Almost all crowdfunding sites will ask you to produce a video detailing all of the above. This is your chance to connect with your audience and describe the opportunity, so you must wrap a powerful sales message inside a colourful story.

Although creating and producing your video will likely be one of the most expensive parts of your campaign, it’s important to get it right. Deliver key messages simply, use graphics to illustrate any data you refer to and get a professional editor to make the whole thing come alive.

This needn’t break the bank, says Goh: “The video is important, but with new technology it’s possible to create something of real quality without spending big. Many new smartphones shoot in 4K, for example, and you can buy a clip mic and a stand for £30.

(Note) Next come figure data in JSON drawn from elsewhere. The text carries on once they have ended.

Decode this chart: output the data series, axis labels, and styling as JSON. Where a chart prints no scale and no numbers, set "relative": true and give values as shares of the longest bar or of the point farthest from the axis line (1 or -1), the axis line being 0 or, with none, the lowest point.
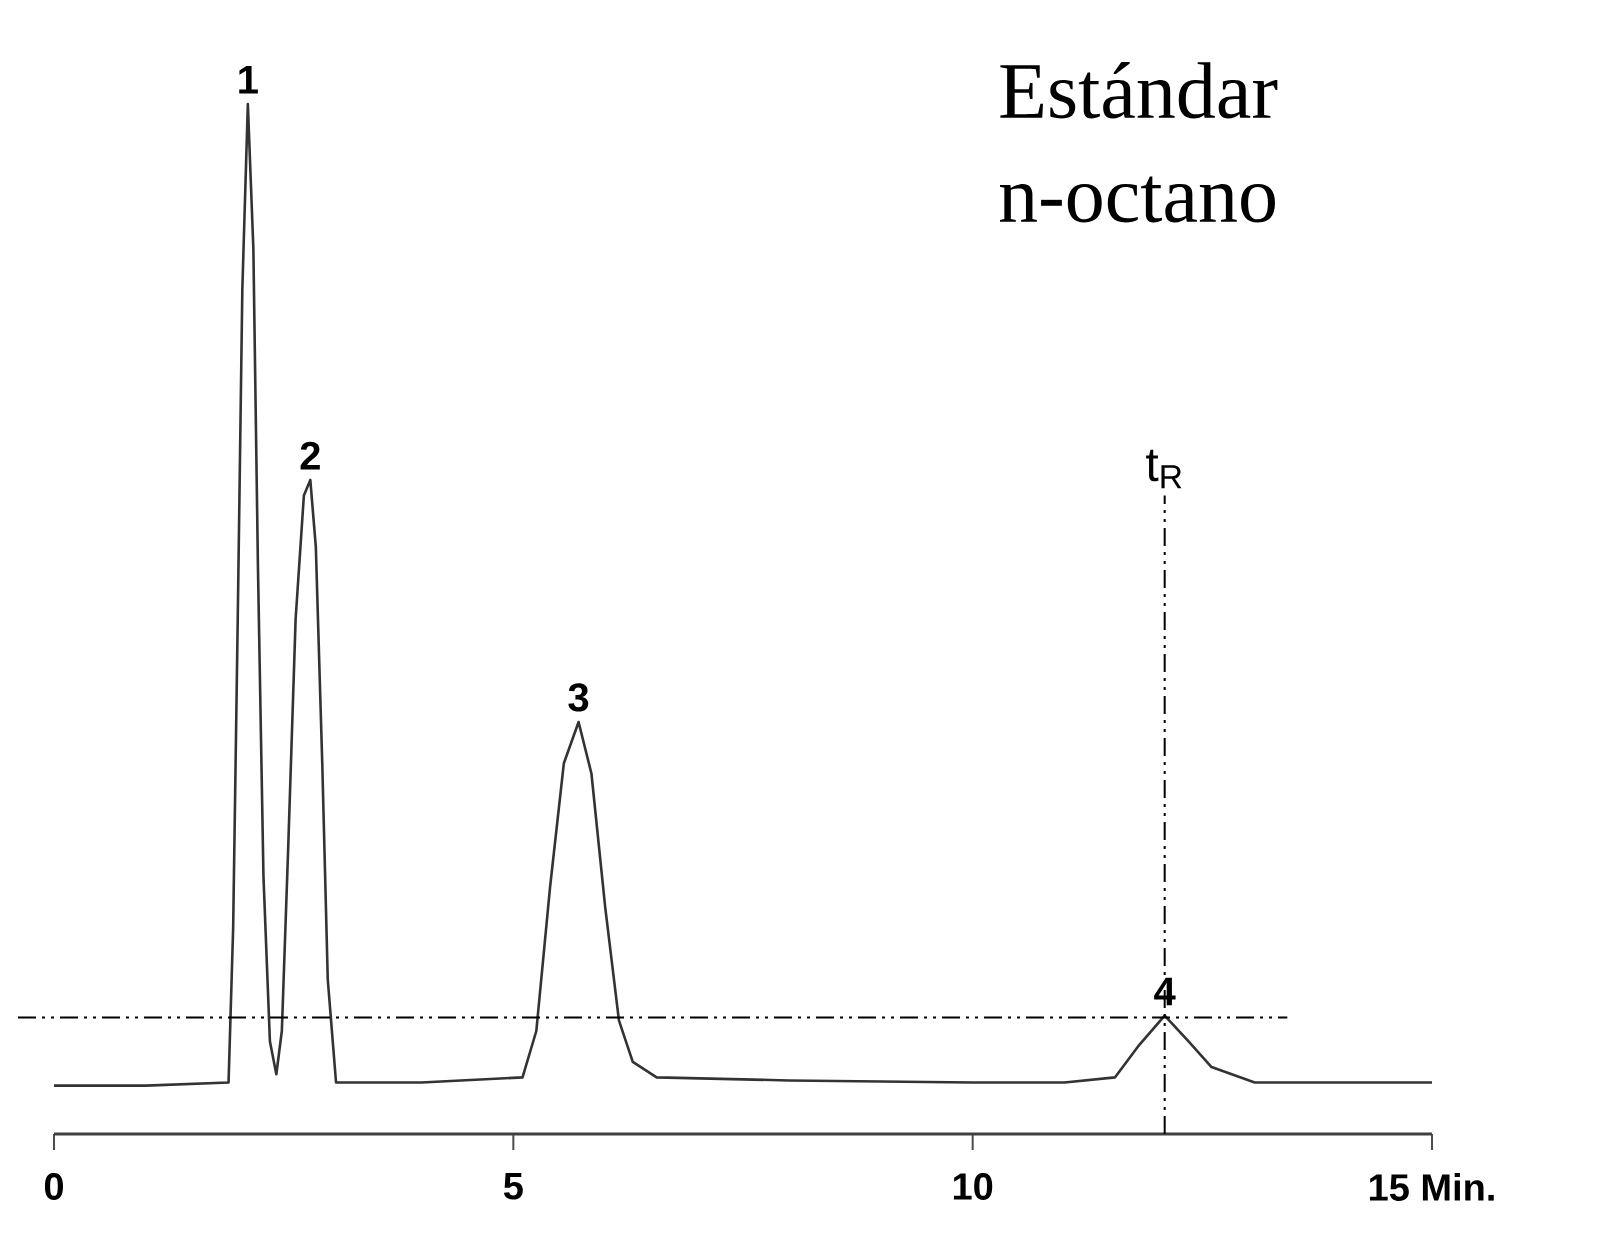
{
  "chart_data": {
    "type": "line",
    "relative": true,
    "x": [
      0,
      1.0,
      1.9,
      1.95,
      2.0,
      2.05,
      2.11,
      2.17,
      2.22,
      2.28,
      2.35,
      2.42,
      2.48,
      2.55,
      2.63,
      2.72,
      2.79,
      2.85,
      2.92,
      2.98,
      3.07,
      4.0,
      5.1,
      5.25,
      5.4,
      5.55,
      5.71,
      5.85,
      6.0,
      6.15,
      6.3,
      6.56,
      8.0,
      10.0,
      11.0,
      11.55,
      11.8,
      12.09,
      12.35,
      12.6,
      13.07,
      14.0,
      15.0
    ],
    "series": [
      {
        "color": "#333333",
        "values": [
          0.047,
          0.047,
          0.05,
          0.2,
          0.5,
          0.82,
          1.0,
          0.86,
          0.55,
          0.25,
          0.09,
          0.058,
          0.1,
          0.28,
          0.5,
          0.62,
          0.635,
          0.57,
          0.36,
          0.15,
          0.05,
          0.05,
          0.055,
          0.1,
          0.24,
          0.36,
          0.4,
          0.35,
          0.22,
          0.11,
          0.07,
          0.055,
          0.052,
          0.05,
          0.05,
          0.055,
          0.085,
          0.115,
          0.09,
          0.065,
          0.05,
          0.05,
          0.05
        ]
      }
    ],
    "xlim": [
      0,
      15
    ],
    "xticks": [
      0,
      5,
      10,
      {
        "value": 15,
        "label": "15 Min."
      }
    ],
    "ref_lines": [
      {
        "axis": "y",
        "value": 0.113,
        "line_style": "dashdot"
      },
      {
        "axis": "x",
        "value": 12.09,
        "label": "t$_{R}$",
        "line_style": "dashdot"
      }
    ],
    "annotations": [
      "Estándar n-octano",
      {
        "text": "1",
        "x": 2.11,
        "y": 1.0
      },
      {
        "text": "2",
        "x": 2.79,
        "y": 0.635
      },
      {
        "text": "3",
        "x": 5.71,
        "y": 0.4
      },
      {
        "text": "4",
        "x": 12.09,
        "y": 0.115
      }
    ]
  }
}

“If you can’t do things like voiceovers and video production yourself, spend time researching freelancers who can do the job more cheaply than the big media agencies,” he recommends.

The network

You rarely hear it said of crowdfunding campaigns, but never underestimate the importance of your own network. Many platforms give you a period of a week or two before your campaign goes live to start the ball rolling with investments from your friends, family, former colleagues and peers.

This is important for two reasons: one is obviously that it gets you nearer to your desired total, and the other is that investors look for opportunities with existing backing. The crowd is a proving ground for business, so the more people back you early, the more will want to pile in later on.

Crowdfunding sites often require a level of funding to take place before they will allow your pitch to go live. They want to see strong backing for your product from multiple sources as proof of its potential.

“It’s important to get momentum early,” says Goh. “We tapped into an extensive network to drum up interest through events, presentations, social media and PR. It’s an investment of time and money, but essential if you are going to succeed.”